The Agarfa Footbridge
Partners' first project in Ethiopia involved the construction of a footbridge near the town of Agarfa in the Bale Mountains of Ethiopia. Bale is a wheat growing area in central Ethiopia located approximately 11,000 feet above sea level.
Footbridges are extremely important to the people of rural Ethiopia. Most Ethiopians live in small villages and travel to town by foot. Since all essential services are located in towns, access to them is crucial for medical care, schooling, shopping, and other necessities. During the rainy season the runoff in the steep mountains - and most of Ethiopia is mountainous - changes small streams into impassable rivers. In a society where all essential services are centralized the impact can be staggering. If you are seriously ill during the rainy season, you cannot get treatment. And with no access to local markets there is no way of generating income or buying necessities. Schooling has to be abandoned if you live on the wrong side of the river. Children who try to cross swollen rivers often risk drowning.
Two kilometres outside of Agarfa there is a village of several thousand people which formerly was cut off from the town when the Weyb River became impassable during the rainy season. Partners decided to make a footbridge over the river its first project in Ethiopia. Partners entered into an arrangement with a local village group called Agarfa Self-Help Organization or "ASHO". ASHO agreed to contribute the local materials which would be required in the construction of the footbridge and to provide all the labour that was required. Partners then contracted with a local Ethiopian construction company to design and build the bridge in sections and transport it to Agarfa. Partners' contract with the construction company provided that on-site labour and local materials were to be provided by ASHO. The labour was significant. 1,000 man days were required because four, six-metre steel sections of footbridge had to be carried and then held in place by men standing on scaffolding while the welders fastened the sections together.

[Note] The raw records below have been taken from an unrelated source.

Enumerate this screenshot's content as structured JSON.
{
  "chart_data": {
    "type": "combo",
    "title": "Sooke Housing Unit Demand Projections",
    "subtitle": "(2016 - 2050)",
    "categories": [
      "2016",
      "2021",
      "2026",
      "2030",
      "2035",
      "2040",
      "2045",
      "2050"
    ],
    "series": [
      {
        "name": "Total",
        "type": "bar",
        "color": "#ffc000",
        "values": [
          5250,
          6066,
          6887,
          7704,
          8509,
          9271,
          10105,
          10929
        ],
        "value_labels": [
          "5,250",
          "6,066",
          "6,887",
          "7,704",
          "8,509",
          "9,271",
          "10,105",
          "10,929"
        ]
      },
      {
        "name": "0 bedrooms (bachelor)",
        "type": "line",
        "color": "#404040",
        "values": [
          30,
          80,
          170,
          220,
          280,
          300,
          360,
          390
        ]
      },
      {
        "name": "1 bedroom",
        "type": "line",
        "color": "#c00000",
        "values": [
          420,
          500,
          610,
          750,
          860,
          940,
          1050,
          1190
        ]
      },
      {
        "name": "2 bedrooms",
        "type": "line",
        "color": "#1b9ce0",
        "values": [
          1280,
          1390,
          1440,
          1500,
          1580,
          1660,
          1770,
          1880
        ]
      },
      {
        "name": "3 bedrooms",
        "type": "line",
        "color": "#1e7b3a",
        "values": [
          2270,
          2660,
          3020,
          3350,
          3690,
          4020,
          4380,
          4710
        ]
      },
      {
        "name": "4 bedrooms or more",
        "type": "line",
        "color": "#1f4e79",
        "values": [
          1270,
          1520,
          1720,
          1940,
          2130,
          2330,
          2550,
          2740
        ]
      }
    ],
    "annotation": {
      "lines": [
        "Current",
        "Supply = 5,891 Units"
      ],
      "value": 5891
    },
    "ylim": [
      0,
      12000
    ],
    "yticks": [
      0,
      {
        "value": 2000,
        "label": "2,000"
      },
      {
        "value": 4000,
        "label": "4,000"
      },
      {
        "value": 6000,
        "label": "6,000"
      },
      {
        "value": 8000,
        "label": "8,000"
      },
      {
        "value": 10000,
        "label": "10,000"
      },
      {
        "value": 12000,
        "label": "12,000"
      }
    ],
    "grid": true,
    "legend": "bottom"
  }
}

The bridge was constructed on time and on budget and dramatically changed the lives of the villagers who had previously been isolated from services for three months each year. A year after the bridge was completed the real benefit of the project became apparent. At that time ASHO approached Partners with two more projects they wanted to proceed with. One project involved a high school library where the villagers had already raised 50% of the hard costs. The other project was another footbridge across the same river about 10 miles from the first - this one serving 25,000 people. Already local materials had been assembled at the site and bids solicited from two construction companies. ASHO had proceeded with these projects in the hope that another agreement could be reached with Partners but failing that, in the belief that they could make other arrangements if necessary. This, of course, is exactly what international aid should be trying to achieve - empowering people to bring about changes themselves.